La rentrée au séminaire

Joseph-Edmond Roy
La cloche sonne. Il est six heures. C'est le signal de la rentrée. Les grands se séparent des petits. Chacun se dirige vers sa salle de récréation. Les maîtres de salle se promènent de long et de large et cherchent à connaître les nouveaux arrivés. Les ombres du soir commencent à descendre sur les cours.

Les portes se ferment. Le régiment est caserné pour dix longs mois. Ô vous, qui entrez, laissez toute espérance, ne manquaient pas de dire alors les anciens, endurcis, qui voulaient faire leurs savants en citant les parole que Dante a inscrites au seuil de son Enfer: Lasciate ogni speranza. Mais les nouveaux, peu sensibles aux charmes classiques, commençaient en ce moment à saisir l'isolement dans lequel ils se trouvaient. Quel écolier, encore à ses premières armes, n'a pas éprouvé la nostalgie du logis? La crainte du ridicule fait refouler au fond du cœur les larmes qui montent involontairement aux yeux. On essaye de se raidir contre ce mal inconnu, mais c'est en vain, les sanglots étouffent la gorge. Les plus braves attendent jusqu'à la nuit pour pleurer tout leur saoûl (sic), dans leur lit, des larmes silencieuses jusqu'à ce qu'un sommeil réparateur vienne faire oublier les émotions de la journée.

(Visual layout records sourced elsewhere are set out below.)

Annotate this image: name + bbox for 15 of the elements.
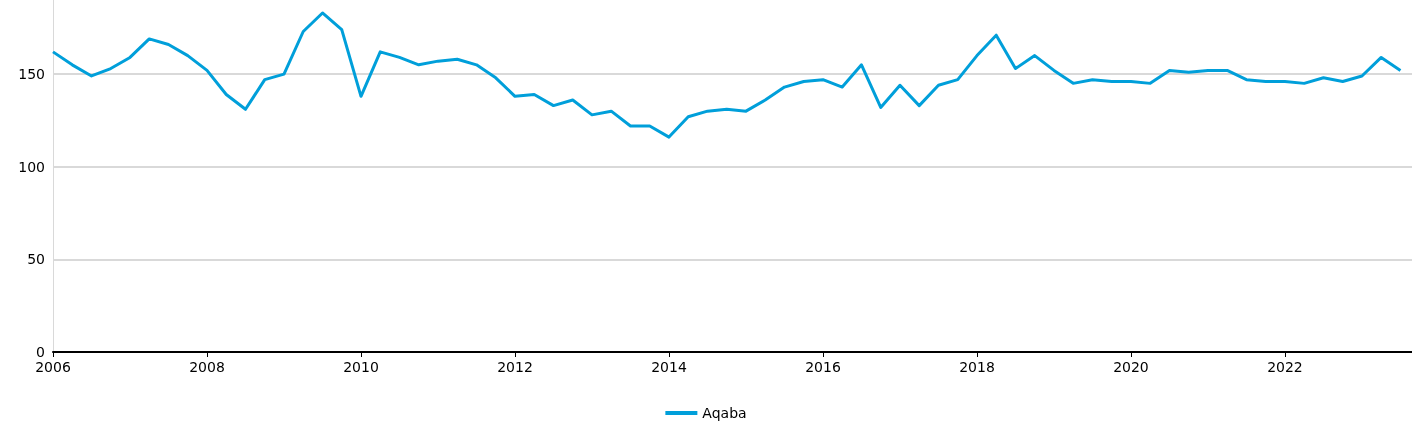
y-tick-label: 0 — [36, 344, 45, 360]
legend-label: Aqaba — [702, 405, 747, 421]
x-tick-label: 2018 — [959, 359, 995, 375]
x-tick-label: 2010 — [343, 359, 379, 375]
y-tick-label: 50 — [27, 251, 45, 268]
x-tick-label: 2014 — [651, 359, 687, 375]
line-series — [51, 11, 1402, 139]
x-tick-label: 2020 — [1113, 359, 1149, 375]
y-tick-label: 150 — [18, 66, 45, 83]
y-tick-label: 100 — [18, 158, 45, 175]
x-tick-label: 2008 — [189, 359, 225, 375]
x-tick-label: 2006 — [35, 359, 71, 375]
x-tick-label: 2016 — [805, 359, 841, 375]
x-tick-label: 2022 — [1267, 359, 1303, 375]
x-tick-label: 2012 — [497, 359, 533, 375]
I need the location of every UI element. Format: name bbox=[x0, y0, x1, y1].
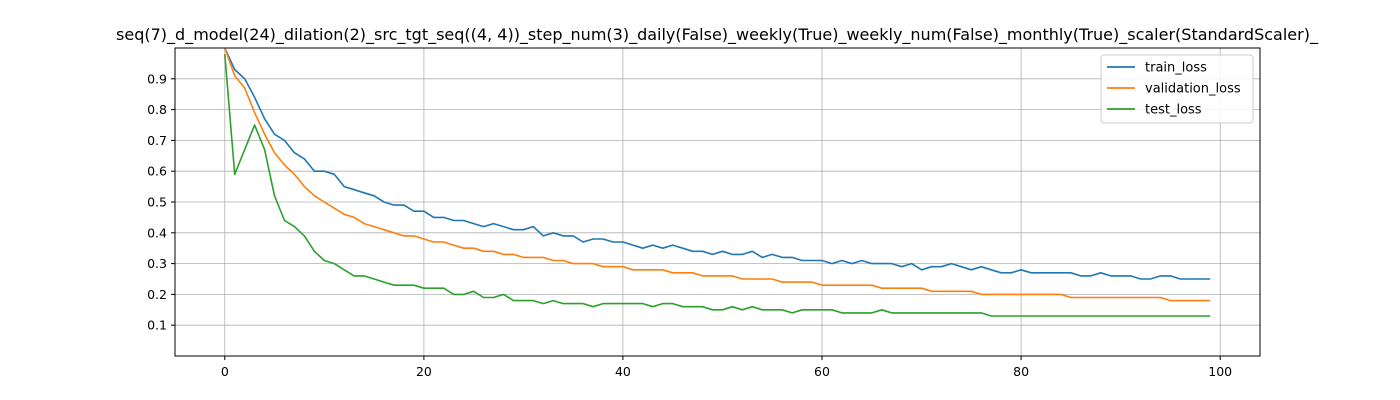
x-tick-label: 0 bbox=[221, 364, 229, 379]
x-tick-label: 60 bbox=[814, 364, 830, 379]
y-tick-label: 0.2 bbox=[147, 287, 167, 302]
y-tick-label: 0.7 bbox=[147, 133, 167, 148]
x-tick-label: 40 bbox=[615, 364, 631, 379]
legend-box bbox=[1100, 54, 1254, 124]
y-tick-label: 0.6 bbox=[147, 164, 167, 179]
y-tick-label: 0.4 bbox=[147, 225, 167, 240]
x-tick-label: 80 bbox=[1013, 364, 1029, 379]
chart-title: seq(7)_d_model(24)_dilation(2)_src_tgt_s… bbox=[116, 25, 1319, 45]
series-line-test_loss bbox=[224, 54, 1211, 317]
x-axis-ticks: 0 20 40 60 80 100 bbox=[221, 356, 1232, 379]
series-line-train_loss bbox=[224, 47, 1211, 280]
y-tick-label: 0.1 bbox=[147, 318, 167, 333]
y-axis-ticks: 0.1 0.2 0.3 0.4 0.5 0.6 0.7 0.8 0.9 bbox=[147, 71, 175, 333]
y-tick-label: 0.5 bbox=[147, 195, 167, 210]
data-series bbox=[224, 47, 1211, 317]
legend-label-train_loss: train_loss bbox=[1145, 61, 1207, 76]
y-tick-label: 0.3 bbox=[147, 256, 167, 271]
y-tick-label: 0.9 bbox=[147, 71, 167, 86]
legend-label-validation_loss: validation_loss bbox=[1145, 82, 1241, 97]
x-tick-label: 100 bbox=[1208, 364, 1232, 379]
series-line-validation_loss bbox=[224, 47, 1211, 302]
legend: train_loss validation_loss test_loss bbox=[1100, 54, 1254, 124]
legend-label-test_loss: test_loss bbox=[1145, 103, 1202, 118]
x-tick-label: 20 bbox=[416, 364, 432, 379]
y-tick-label: 0.8 bbox=[147, 102, 167, 117]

Le lendemain, commence la routine régulière. Le lever, la prière, l'étude, les classes, les récréations se suivent et se ressemblent. Les connaissances se nouent, les groupes se forment. Il faut quelque temps aux jeunes poussins pour s'apprivoiser à la cage et régler leur volée au son de la cloche, mais au bout d'une semaine cela n'y paraît plus. Il n'y a pas besoin de bien longs entretiens entre écoliers pour apprendre à s'apprécier mutuellement. En très peu de temps, les connaissances se font et l'on est bientôt à l'aise les uns avec les autres. Ce n'est que lorsque nous avons puisé la dissimulation dans le commerce du monde que nous apprenons à cacher notre caractère, à le dérober aux observations et à déguiser nos véritables sentiments à ceux avec qui nous sommes en relation. Telle n'est pas la naïve et confiante jeunesse.

J'ai connu des collèges où les anciens faisaient subir aux nouveaux une véritable initiation de loges maçonniques, où les grands ne perdaient pas une occasion de maltraiter les petits.

Il ne s'agit pas ici de faire le procès à une éducation plutôt qu'à une autre: j'expose des faits: je dis ce que j'ai vu des rapports entre élèves, entre forts et faibles.

Que de misères ces pauvres novices, timorés et dépaysés, devaient endurer avant d'être admis dans les cercles. A celui-ci, on cachait sa lingerie, à cet autre on donnait la bascule; un troisième recevait gravement l'instruction d'aller chercher le chiar chez le directeur. Je ne finirais plus s'il fallait dire toutes les mystifications dont ces pauvres petits nouveaux étaient les victimes.

D'où vient cette coutume? Je serais bien en peine de le dire, mais on trouve quelque chose d'analogue dans la marine et dans les grands collèges d'Europe et des Etats-Unis...

Dans certains collèges, de mon temps, on considérait ces amusements comme inoffensifs, c'était l'histoire de rire un moment. Mais je me suis toujours demandé pourquoi l'on permettait ces charges à l'adresse des nouveaux. N'était-ce pas un abus révoltant, de nature souvent à jeter le découragement dans les âmes timides?

Ah! ces pauvres nouveaux, comme, une fois seuls dans leurs lits, ils versaient des larmes de colère au souvenir des humiliations de la journée et comme ils regrettaient la maison paternelle!

Au séminaire de Québec, la brimade était chose inconnue, ou si quelque élève prenait quelquefois un malin plaisir à mystifier un nouveau, il le faisait à l'insu des maîtres car autrement il aurait été sévèrement réprimandé.